Combien de marques et/ou d’entreprises se ruent-elles en Chine avec leur valise de produits ? Et combien ont pensé à y joindre un dictionnaire et un recueil de poésie ? Le client n’est pas un juke-box ni un distributeur de snacks : il a la passion du luxe mais il ne faut jamais sous-évaluer sa compétence, son goût et l’attention justifiée qu’il porte à l’histoire, aux valeurs et aux aspirations. On peut en dire autant de tous les clients : les vrais rois du marché sont souvent méconnus ou carrément ignorés. Les clients ne sont pas des « citoyens du monde » mais des gens qui ont aussi une vie « locale ».

Pour le prochain Forum de la Haute Horlogerie, j’ai cherché en vain un sociologue, un politologue ou un philosophe qui parlerait plus précisément du client, de son importance et de son évolution. En vain. Je me vois donc contraint d’aborder cette thématique moi-même, tout en espérant évoquer une présence amie et non un spectre inconnu. Je me vois forcé de répéter une fois encore que le client doit être écouté, connu, accueilli.

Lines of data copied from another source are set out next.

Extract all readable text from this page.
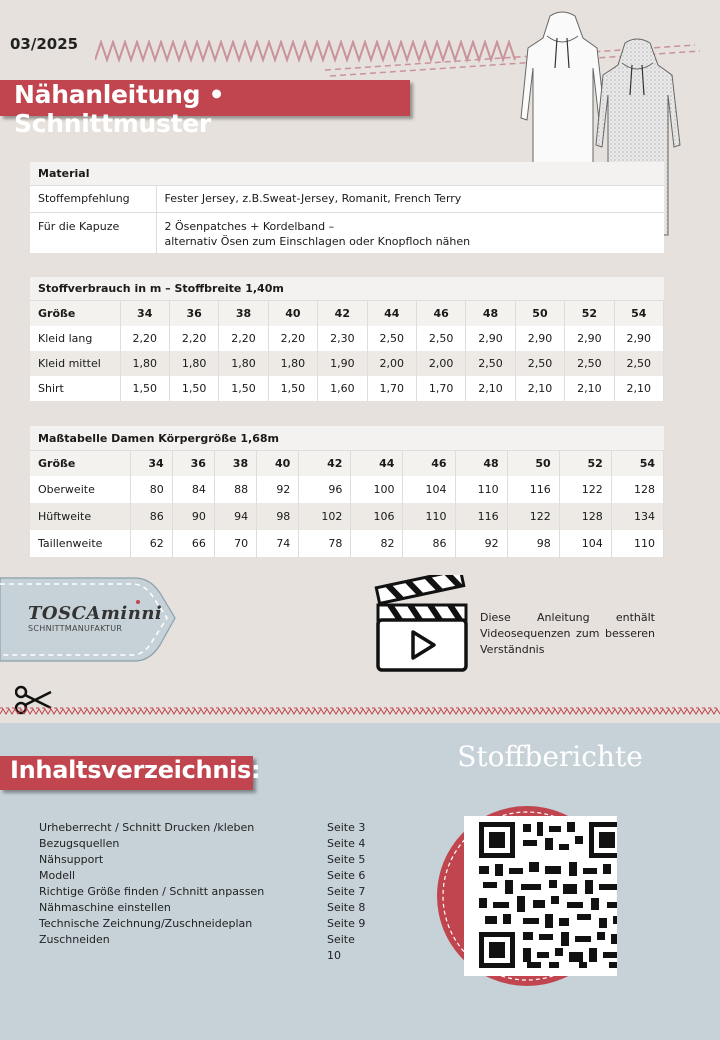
03/2025
Nähanleitung • Schnittmuster
Material
Stoffempfehlung	Fester Jersey, z.B.Sweat-Jersey, Romanit, French Terry
Für die Kapuze	2 Ösenpatches + Kordelband –
alternativ Ösen zum Einschlagen oder Knopfloch nähen
Stoffverbrauch in m – Stoffbreite 1,40m
Größe	34	36	38	40	42	44	46	48	50	52	54
Kleid lang	2,20	2,20	2,20	2,20	2,30	2,50	2,50	2,90	2,90	2,90	2,90
Kleid mittel	1,80	1,80	1,80	1,80	1,90	2,00	2,00	2,50	2,50	2,50	2,50
Shirt	1,50	1,50	1,50	1,50	1,60	1,70	1,70	2,10	2,10	2,10	2,10
Maßtabelle Damen Körpergröße 1,68m
Größe	34	36	38	40	42	44	46	48	50	52	54
Oberweite	80	84	88	92	96	100	104	110	116	122	128
Hüftweite	86	90	94	98	102	106	110	116	122	128	134
Taillenweite	62	66	70	74	78	82	86	92	98	104	110
TOSCAminni
SCHNITTMANUFAKTUR
Diese Anleitung enthält Videosequenzen zum besseren Verständnis
Inhaltsverzeichnis:
Urheberrecht / Schnitt Drucken /kleben	Seite 3
Bezugsquellen	Seite 4
Nähsupport	Seite 5
Modell	Seite 6
Richtige Größe finden / Schnitt anpassen	Seite 7
Nähmaschine einstellen	Seite 8
Technische Zeichnung/Zuschneideplan	Seite 9
Zuschneiden	Seite 10
Stoffberichte
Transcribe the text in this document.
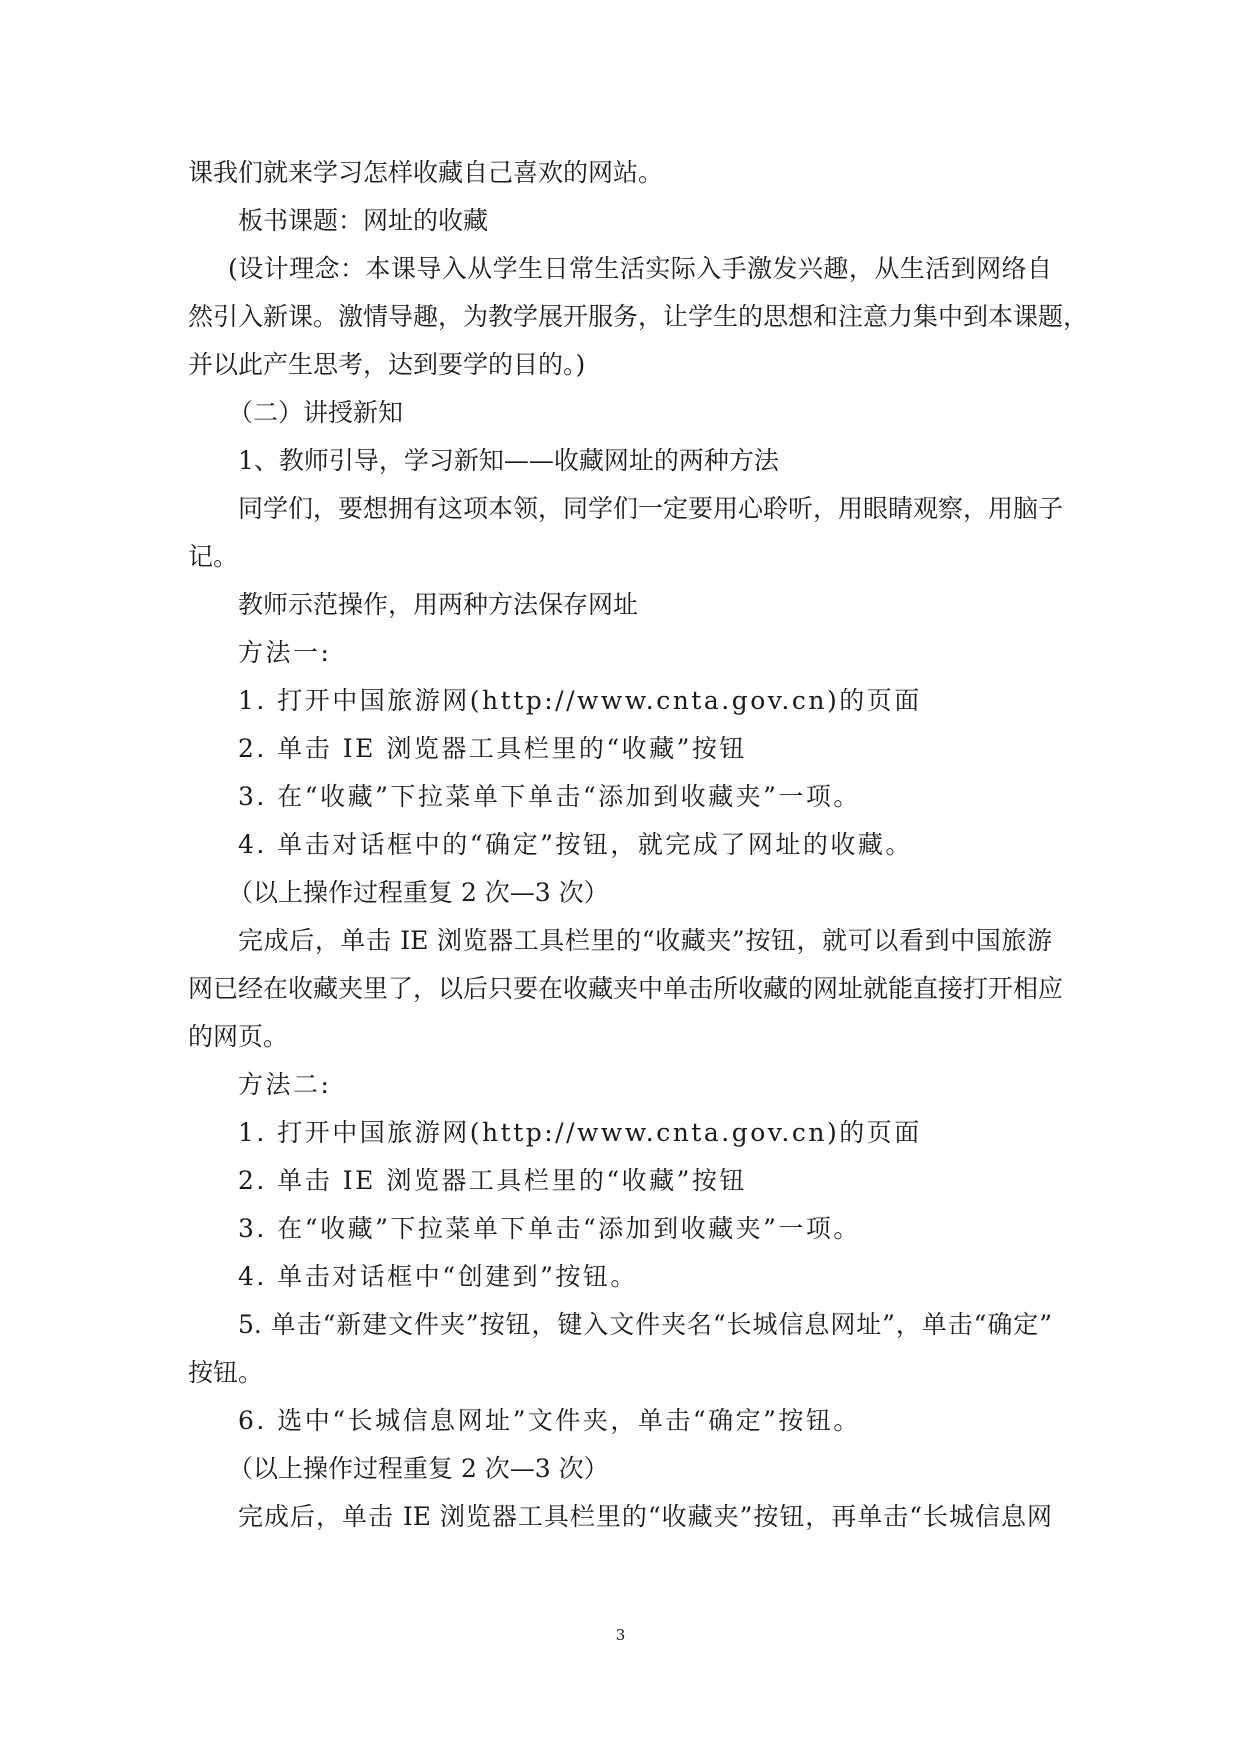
课我们就来学习怎样收藏自己喜欢的网站。
板书课题：网址的收藏
(设计理念：本课导入从学生日常生活实际入手激发兴趣，从生活到网络自
然引入新课。激情导趣，为教学展开服务，让学生的思想和注意力集中到本课题，
并以此产生思考，达到要学的目的。)
（二）讲授新知
1、教师引导，学习新知——收藏网址的两种方法
同学们，要想拥有这项本领，同学们一定要用心聆听，用眼睛观察，用脑子
记。
教师示范操作，用两种方法保存网址
方法一:
1. 打开中国旅游网(http://www.cnta.gov.cn)的页面
2. 单击 IE 浏览器工具栏里的“收藏”按钮
3. 在“收藏”下拉菜单下单击“添加到收藏夹”一项。
4. 单击对话框中的“确定”按钮，就完成了网址的收藏。
（以上操作过程重复 2 次—3 次）
完成后，单击 IE 浏览器工具栏里的“收藏夹”按钮，就可以看到中国旅游
网已经在收藏夹里了，以后只要在收藏夹中单击所收藏的网址就能直接打开相应
的网页。
方法二:
1. 打开中国旅游网(http://www.cnta.gov.cn)的页面
2. 单击 IE 浏览器工具栏里的“收藏”按钮
3. 在“收藏”下拉菜单下单击“添加到收藏夹”一项。
4. 单击对话框中“创建到”按钮。
5. 单击“新建文件夹”按钮，键入文件夹名“长城信息网址”，单击“确定”
按钮。
6. 选中“长城信息网址”文件夹，单击“确定”按钮。
（以上操作过程重复 2 次—3 次）
完成后，单击 IE 浏览器工具栏里的“收藏夹”按钮，再单击“长城信息网
3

Le client d’aujourd’hui est le commettant d’hier : c’est celui qui est en mesure de nous fournir des informations précieuses pour faire évoluer les arts et les techniques. Ce n’est pas un « indien », c’est une « personne ».

Combien sont-ils à bien vouloir tendre l’oreille ? Combien ont-ils le courage d’adapter leur service sur mesure à une nouvelle clientèle de commettants, instaurant un dialogue qui ne soit pas imprégné de condescendance et de supériorité ? Nous le découvrirons bientôt : celui qui aura réfléchi y parviendra le premier. Quant à celui qui chante aujourd’hui comme la cigale de la fable, en revanche, espérons qu’il aura encore le temps de se muer en petite fourmi et d’accumuler assez de connaissance pour remettre le client au centre, sans renoncer au style et à la créativité mais en ajoutant un élément incontournable : l’identité.

Le temps n’est plus aux conquistadors mais aux ambassadeurs. Marco Polo le disait déjà.